Wandering around the new market with its sympathetic fit-out but remarkable architecture, the one thing that stands out is the people.

A far cry from laptop world with its click and collect button, I see laughter lines. I listen to the rustle of carrier bags, and the grinding knife on the butcher’s block. I smell satsumas, sausage rolls and stewed tea.

Of course, convenience calls for most of us to streamline our buying, but sometimes you just want to join a queue and ask for a pound of tomato sausage. So I do. Tomato sausage crozzles in a way that no other sausage can. For me, you can only buy it in the market.

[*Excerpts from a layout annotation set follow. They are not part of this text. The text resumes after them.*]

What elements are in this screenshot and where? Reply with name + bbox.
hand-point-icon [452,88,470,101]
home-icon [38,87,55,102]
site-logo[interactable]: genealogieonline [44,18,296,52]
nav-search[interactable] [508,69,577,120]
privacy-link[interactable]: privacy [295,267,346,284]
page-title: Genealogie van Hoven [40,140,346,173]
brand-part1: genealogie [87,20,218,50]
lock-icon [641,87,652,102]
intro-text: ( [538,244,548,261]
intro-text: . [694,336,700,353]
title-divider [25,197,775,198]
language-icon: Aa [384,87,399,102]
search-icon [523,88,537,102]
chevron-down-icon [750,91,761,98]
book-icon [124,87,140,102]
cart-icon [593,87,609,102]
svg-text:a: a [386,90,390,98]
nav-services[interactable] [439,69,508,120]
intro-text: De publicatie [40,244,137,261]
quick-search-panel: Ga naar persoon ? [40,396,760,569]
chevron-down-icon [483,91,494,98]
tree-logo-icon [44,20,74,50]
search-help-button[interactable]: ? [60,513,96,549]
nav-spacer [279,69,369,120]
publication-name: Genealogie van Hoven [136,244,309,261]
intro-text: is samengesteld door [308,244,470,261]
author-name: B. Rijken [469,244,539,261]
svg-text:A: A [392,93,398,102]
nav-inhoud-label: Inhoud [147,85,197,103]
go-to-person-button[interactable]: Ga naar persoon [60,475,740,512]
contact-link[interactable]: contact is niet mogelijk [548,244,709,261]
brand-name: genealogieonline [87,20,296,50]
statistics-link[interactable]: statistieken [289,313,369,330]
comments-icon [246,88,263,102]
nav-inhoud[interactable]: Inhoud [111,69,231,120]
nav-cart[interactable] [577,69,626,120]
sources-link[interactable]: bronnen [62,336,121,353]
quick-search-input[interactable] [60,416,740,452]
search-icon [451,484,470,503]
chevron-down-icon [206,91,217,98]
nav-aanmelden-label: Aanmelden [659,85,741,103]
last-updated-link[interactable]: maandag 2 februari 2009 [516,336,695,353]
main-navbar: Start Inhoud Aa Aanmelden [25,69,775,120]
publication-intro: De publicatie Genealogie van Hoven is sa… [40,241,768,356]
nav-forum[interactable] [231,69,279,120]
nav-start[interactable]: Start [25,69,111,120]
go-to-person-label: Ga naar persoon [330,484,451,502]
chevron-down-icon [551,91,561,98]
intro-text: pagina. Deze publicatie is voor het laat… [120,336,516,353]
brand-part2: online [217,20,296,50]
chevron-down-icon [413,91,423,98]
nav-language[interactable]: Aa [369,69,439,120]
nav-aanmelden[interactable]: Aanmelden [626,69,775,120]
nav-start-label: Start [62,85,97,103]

Today, I’m reminded of a simple time of life. Although in reality, nostalgia has probably painted my memory with a rose-tinted veneer.

The location may be different, and today, the retailers may tweet their wares, but this market is alive, and it seems to have resurrected my memory in a way that a visit to the original market never could.

For that, and tomato sausage, I’m thankful.